Who Doesn’t Want Trees? Lots Of Detroit Residents, And They Have A Good Reason

Who Doesn’t Want Trees? Lots Of Detroit Residents, And They Have A Good Reason

Detroit was once known as the City of Trees: By the end of the 19th century, some 250,000 trees dotted its streets.

These days, however, the Michigan city is home to tens of thousands of dead or hazardous trees. As a result, many residents don’t want new ones planted on their property.

A study published Monday in Society and Natural Resources takes a close look at the phenomenon of urban tree rejection within this predominantly black city. It found that a quarter of Detroit’s 7,425 residents who were eligible to receive a free tree near their home between 2011 and 2014 from a local nonprofit didn’t want it. And they’re not the only ones: Residents of New York City and Baltimore have resisted tree planting initiatives, too.

So what gives? Doesn’t everyone love trees? Well, it’s complicated.

This recent study involved interviews with more than 150 people, mostly women of colour (which makes sense since most of the city is black). The study focuses on five neighbourhoods: three with less resistance than average to new trees, one with more resistance, and another with an average interest in trees. Many people — even those who did receive a tree from nonprofit Greening of Detroit — shared the same concerns around tree maintenance, given Detroit’s notorious track record when it comes to taking care of dead or fallen trees.

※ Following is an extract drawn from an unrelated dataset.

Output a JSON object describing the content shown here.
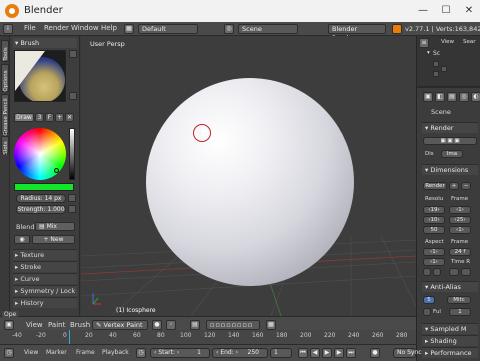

It’s not that people dislike trees. It’s that people don’t want to become burdened by them. In the past, Detroit residents have had to maintain trees on their own or spend countless hours trying to get someone else to, despite them being on city property.

Greening of Detroit, established in 1989, plants tree throughout the city. While the staff generally decides where and what type of trees to plant, residents are able to request and reject trees. The organisation even commits to maintaining trees three years after planting. Sounds great, but because many residents were not aware of the maintenance commitment—not to mention who takes care of the trees longer term—they were not interested.

“What this study shows is why meaningful involvement is so important to making sure these tree-planting efforts are environmentally just,” said co-author Christine Carmichael, a postdoctoral researcher at the University of Vermont’s Gund Institute for the Environment. “And realising that trees are living things. In urban environments, they do need care to live in some harmony with people.”

Unfortunately, the city has a sad history surrounding trees. Once lush and green, Detroit saw about half a million of its trees die by 1980 as a result of neglect, urban expansion, and Dutch elm, a fatal fungal disease. Not long after, the city’s population began to decline (unrelated to the trees), a trend which continues today.

The study attributes these factors, along with city disinvestment in forestry, in the ongoing struggle the city has with trees.

Nonprofits like Greening of Detroit have attempted to fill this void, apparently, ineffectively. As the study notes, city residents didn’t feel like they were valued in this re-greening program. Involvement, both in the types of trees planted and what happens to the trees after they are planted, was important for many interviewed in the study.

Trees can help bring communities one step closer to justice. Low-income communities and communities of colour seriously lack tree cover, making them more prone to heat risks, crime, and poor air quality.

But for trees to help alleviate these burdens, communities have to want them first.

“For me knowing all of that, this was an extremely important problem to understand so that these areas could benefit, hopefully, from investments in greening that were going on in their neighbourhoods,” Carmichael told Earther. “And if [low-income and communities of colour are] have a conflict with it, you need to understand that.” 


The solution is easy, per the study: Involve communities. They know their neighbourhoods. By giving them a seat at the table—that isn’t just for show—nonprofits can help. And isn’t that the point, anyway?